Uit hst 6. De psychiatrisch-neurologische afdeling 1928-1976

Wat betekende deze diagnose anno 1927?

Meningitis

In 1927 werden in Heerlen in totaal 16 patiënten met een meningitis behandeld. Er wordt niet vermeld of dit bacterieel of niet was, maar uit het sterftecijfer is aannemelijk dat het hier voornamelijk om bacteriële meningitiden ging, want 7 van de 9 patiënten met (gewone) meningitis overleden (waarvan 2 van 4 kinderen) en 1 van de 8 met een meningitis cerebrospinalis epidaemica (waarvan 1 van 4 kinderen).[1] De voornaamste verwekkers waren destijds al bekend zoals tuberculose (v.a. 1882), de pneumococ (v.a. 1881 aanvankelijk vooral bekend als verwekker van de lobaire pneumonie), de meningococ (v.a. 1887) en v.a. 1892 de hemophilus influenzae (zie Uiterwijk & Koehler, 2012).

Het was destijds al ruim 20 jaar mogelijk om m.b.v. een lumbaalpunctie de diagnose bacteriële meningitis te stellen (nl. sinds 1891).[2] Het was nog niet mogelijk om antibiotica toe te dienen, want die werden pas v.a. de jaren 1940 geïntroduceerd.[3] Wel was het mogelijk antiserum toe te dienen, m.n. voor de meningococcenmeningitis. Zo overleefde gedurende de eerste wereldoorlog 67% van ruim 2400 Amerikaanse militairen de aandoening, terwijl deze bij kinderen nog een aanmerkelijk hogere mortaliteit had (50%).[4] Deze gegevens komen goed overeen met de Heerlense getallen.

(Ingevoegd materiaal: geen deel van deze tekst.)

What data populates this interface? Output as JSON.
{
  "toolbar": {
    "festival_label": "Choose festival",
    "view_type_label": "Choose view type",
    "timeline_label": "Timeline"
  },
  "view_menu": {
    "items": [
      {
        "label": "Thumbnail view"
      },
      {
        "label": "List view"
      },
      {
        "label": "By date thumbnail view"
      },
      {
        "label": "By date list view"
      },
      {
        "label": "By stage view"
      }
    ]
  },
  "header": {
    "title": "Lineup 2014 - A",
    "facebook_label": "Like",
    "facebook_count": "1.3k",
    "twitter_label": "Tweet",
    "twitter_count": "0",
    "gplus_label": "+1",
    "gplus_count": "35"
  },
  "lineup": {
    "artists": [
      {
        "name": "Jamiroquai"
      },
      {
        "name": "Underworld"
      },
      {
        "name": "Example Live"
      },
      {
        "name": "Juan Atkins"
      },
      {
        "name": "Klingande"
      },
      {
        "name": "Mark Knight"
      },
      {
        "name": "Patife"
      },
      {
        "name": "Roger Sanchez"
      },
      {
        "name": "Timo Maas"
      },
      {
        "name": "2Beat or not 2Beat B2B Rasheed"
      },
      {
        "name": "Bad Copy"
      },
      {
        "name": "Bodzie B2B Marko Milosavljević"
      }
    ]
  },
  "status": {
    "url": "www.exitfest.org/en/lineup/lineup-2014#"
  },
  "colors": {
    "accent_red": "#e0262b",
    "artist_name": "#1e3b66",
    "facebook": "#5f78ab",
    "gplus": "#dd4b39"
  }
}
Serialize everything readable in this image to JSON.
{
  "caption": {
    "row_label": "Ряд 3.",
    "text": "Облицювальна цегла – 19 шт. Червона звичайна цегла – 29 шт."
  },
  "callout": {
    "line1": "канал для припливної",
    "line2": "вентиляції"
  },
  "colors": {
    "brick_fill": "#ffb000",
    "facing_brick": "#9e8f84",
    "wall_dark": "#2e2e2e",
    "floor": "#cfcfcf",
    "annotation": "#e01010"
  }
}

Vanaf 1960 worden de liquoruitslagen ook in de jaarverslagen aangegeven (liquores 2063 keer Nonne, Pandy en cellen; 146 keer een kweek afgenomen waarbij slechts enkele keren een bacterie werd gekweekt: meningococ 2, stafyloccoccus aureus hemolyticus 2, pneumococ 5, hemophilus influenzae 8 en TBC 1).[5]

[1] Dit is de oude term voor meningococcenmeningitis, ook wel nekkramp genoemd. Epidemieën hiervan werden reeds vanaf 1805 beschreven (Uiterwijk & Koehler, 2012).

[2] Heinrich Irenäus Quincke deed de puncties aanvankelijk bij hydrocephalus en meningitis met therapeutische doelstelling maar realiseerde zich spoedig het belang voor de diagnostiek; zie Frederiks & Koehler, 1997.

[3] Ofschoon Alexander Fleming de ontdekking reeds in 1928 deed, duurde het nog ruim 10 jaar alvorens bruikbare hoeveelheden penicilline konden worden geïsoleerd en werd behandeling pas tijdens de tweede wereldoorlog op grote schaal toegepast (Uiterwijk & Koehler, 2012).

[4] Zie Bell & Silber, 1971 en Uiterwijk & Koehler, 2012.

[5] De reacties van Nonne, Pandy en cellen werden vroeger dikwijls door de neuroloog of zenuwarts zelf uitgevoerd. Schrijver van dit hoofdstuk ging na in de jaren 1980 na de lumbaal punctie met de liquor naar de microscoop om het aantal cellen te tellen en vervolgens werd de hoeveelheid eiwit geschat m.b.t. de reacties van Nonne en Pandy door de liquor op een horlogeglas te mengen met reactievloeistof. Bij de Pandyreactie was dat carbolzuur en bij de Nonnereactie (ook wel Nonne-Apelt reactie genoemd) betrof het een liquoruitvlokkingsreactie op gammaglobuline. Voor meer informatie over de reacties en de ontdekkers hiervan zie Koehler, 1995a, pp.262-3 en Zeman, 1995, pp.246-8).